A toolkit for children learning to swallow pills,
and the parents who guide them.

§ 01  / Context

Children get prescribed oral medication regularly, and many of them resist swallowing pills. The usual response from parents, particularly in Asian households, is to crush the pill into food, hide it in something sweet, or otherwise trick the child into taking it.

§ 02  / Our Observation

Sweet now, bitter later.

That works for a single moment, but it does not work as a long-term approach to a child's relationship with their own health. Hiding medication in food or making it a point of conflict teaches the child to associate pills with deception or fear. Those associations do not disappear on their own.

§ 03  / The Gap

Existing aids solve the wrong half of the problem.

The market has pill swallowing cups, water bottles with special spouts, and coatings that mask bitterness. None of them address why a child resists in the first place. The physical act is not the problem. The fear underneath it is.

§ 04  / Research

We grounded the observation in research.

A 2021 study of 152 adults found that 1 in 3 had difficulty swallowing pills. Those who struggled were significantly more likely to carry a childhood memory of choking on medication.

The fear we were designing around was not anecdotal. It starts early, and it follows people into adulthood.

§ 05  / Process

A paediatrician shaped most of what followed.

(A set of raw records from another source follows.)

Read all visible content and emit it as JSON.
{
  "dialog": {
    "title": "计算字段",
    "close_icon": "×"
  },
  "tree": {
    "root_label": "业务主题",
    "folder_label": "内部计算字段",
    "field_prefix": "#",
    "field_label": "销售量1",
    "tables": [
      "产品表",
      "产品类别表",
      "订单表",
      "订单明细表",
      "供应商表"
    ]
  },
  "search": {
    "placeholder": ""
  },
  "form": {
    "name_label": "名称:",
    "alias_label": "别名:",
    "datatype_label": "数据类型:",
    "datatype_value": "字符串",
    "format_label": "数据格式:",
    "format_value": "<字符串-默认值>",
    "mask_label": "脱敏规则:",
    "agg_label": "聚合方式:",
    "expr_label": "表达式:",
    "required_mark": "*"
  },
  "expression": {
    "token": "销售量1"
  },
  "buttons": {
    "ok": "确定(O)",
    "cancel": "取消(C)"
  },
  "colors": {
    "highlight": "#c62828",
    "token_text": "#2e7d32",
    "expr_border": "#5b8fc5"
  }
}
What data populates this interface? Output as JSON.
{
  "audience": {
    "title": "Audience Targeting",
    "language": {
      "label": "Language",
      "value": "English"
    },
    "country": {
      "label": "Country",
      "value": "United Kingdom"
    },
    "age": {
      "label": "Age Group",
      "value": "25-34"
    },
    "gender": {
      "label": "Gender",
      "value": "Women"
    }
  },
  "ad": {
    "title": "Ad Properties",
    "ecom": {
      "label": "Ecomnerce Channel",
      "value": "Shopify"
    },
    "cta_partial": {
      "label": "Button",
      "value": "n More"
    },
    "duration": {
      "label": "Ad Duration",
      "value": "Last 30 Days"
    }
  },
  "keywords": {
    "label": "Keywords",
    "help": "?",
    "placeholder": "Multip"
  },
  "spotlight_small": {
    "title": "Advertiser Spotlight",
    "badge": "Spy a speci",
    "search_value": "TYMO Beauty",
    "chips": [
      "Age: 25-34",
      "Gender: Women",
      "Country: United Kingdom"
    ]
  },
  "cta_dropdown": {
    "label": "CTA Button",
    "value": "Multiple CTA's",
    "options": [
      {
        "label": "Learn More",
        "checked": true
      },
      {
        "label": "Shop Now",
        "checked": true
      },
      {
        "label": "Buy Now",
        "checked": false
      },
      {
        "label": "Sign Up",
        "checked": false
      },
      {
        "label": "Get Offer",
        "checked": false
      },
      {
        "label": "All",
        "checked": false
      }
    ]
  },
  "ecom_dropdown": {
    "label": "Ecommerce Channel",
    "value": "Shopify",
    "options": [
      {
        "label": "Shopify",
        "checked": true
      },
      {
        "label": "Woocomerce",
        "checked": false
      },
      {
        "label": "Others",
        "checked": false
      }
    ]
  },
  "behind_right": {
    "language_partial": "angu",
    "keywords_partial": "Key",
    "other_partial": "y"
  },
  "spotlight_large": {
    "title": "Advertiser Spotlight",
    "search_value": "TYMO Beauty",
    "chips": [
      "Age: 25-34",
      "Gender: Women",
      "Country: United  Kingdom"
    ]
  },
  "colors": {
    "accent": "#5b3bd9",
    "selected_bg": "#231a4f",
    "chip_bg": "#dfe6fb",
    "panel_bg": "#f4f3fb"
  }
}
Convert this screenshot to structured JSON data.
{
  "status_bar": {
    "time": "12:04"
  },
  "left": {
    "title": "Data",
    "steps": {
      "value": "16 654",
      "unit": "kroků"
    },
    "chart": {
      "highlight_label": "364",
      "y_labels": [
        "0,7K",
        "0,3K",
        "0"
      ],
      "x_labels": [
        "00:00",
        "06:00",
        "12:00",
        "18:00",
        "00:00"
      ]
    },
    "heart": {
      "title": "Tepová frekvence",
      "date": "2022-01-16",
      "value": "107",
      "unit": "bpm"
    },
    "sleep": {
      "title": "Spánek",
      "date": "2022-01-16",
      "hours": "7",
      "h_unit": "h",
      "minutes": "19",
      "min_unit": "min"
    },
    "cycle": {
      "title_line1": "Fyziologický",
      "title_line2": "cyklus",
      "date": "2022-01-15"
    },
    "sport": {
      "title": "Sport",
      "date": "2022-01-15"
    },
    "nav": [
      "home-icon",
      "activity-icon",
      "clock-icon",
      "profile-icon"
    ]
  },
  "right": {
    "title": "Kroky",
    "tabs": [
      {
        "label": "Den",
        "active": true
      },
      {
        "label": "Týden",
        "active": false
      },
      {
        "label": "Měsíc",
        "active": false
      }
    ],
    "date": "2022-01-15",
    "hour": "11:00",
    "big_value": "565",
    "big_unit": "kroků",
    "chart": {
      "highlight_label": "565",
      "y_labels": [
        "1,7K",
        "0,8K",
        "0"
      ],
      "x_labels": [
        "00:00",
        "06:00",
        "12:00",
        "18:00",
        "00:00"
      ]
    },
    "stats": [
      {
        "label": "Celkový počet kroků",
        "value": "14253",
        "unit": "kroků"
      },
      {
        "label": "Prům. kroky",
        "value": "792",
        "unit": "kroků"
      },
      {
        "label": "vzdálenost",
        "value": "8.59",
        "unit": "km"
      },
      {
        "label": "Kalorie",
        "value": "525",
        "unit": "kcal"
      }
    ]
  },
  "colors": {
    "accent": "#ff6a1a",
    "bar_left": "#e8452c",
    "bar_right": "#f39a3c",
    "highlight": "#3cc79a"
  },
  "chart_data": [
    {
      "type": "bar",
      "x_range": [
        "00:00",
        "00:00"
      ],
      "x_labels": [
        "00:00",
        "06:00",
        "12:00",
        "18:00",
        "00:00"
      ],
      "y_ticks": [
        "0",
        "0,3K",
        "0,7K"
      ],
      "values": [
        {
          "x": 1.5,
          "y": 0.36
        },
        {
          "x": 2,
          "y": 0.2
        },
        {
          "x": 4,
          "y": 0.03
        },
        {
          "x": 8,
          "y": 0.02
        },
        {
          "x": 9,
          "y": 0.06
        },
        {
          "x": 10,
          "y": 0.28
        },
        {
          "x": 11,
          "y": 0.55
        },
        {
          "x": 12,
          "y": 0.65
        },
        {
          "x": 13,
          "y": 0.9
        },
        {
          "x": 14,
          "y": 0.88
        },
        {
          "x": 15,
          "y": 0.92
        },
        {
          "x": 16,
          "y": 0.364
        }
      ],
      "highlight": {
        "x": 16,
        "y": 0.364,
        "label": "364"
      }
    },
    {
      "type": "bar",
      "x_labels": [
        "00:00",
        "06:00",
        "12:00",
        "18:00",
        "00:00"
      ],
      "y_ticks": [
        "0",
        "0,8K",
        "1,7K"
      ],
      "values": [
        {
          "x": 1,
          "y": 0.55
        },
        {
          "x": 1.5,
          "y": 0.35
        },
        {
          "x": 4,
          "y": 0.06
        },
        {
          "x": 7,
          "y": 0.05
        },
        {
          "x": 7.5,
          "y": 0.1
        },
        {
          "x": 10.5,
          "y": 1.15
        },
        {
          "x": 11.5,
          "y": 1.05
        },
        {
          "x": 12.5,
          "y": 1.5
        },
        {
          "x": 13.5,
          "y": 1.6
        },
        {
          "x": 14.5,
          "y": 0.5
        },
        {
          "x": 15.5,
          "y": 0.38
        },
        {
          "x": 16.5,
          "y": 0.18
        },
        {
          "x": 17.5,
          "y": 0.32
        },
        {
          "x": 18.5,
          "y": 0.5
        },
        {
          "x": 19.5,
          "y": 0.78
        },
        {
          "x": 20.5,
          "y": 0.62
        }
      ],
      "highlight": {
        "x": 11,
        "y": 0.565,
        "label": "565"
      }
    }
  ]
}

We spent eleven weeks on this, including a long conversation with a paediatrician who walked us through what she sees in clinic.

Children are usually carrying mental associations about pills before they ever try one. Choking is the most common fear, and it often originates from something the parent said or a moment the child witnessed. Parents are rarely the problem intentionally; they have simply not been given a way to approach it.

The paediatrician recommended beginning around age six, framing the skill as a developmental milestone rather than a task. Storytelling and positive reinforcement, she found, produced better results than instruction alone.

§ 06  / Insight
// insight

Comfort comes before practice.

Readiness is built in layers. Emotional comfort comes before physical practice.

// insight

You cannot design for the child alone.

Children are heavily influenced by parents, so the solution needs to involve both parties.

§ 07  / Solution

One box, used together, in order.

The My First Pill toolkit is a single boxed set designed to be used by a parent and child together across a series of short sessions. It contains a storybook following Sammy the kitten through his first pill, a song, a progress tracker with stamps to mark milestones, a set of placebo pills that increase in size as the child grows more comfortable, supplemental practice pills, and a guide that helps the parent run the sessions without rushing them.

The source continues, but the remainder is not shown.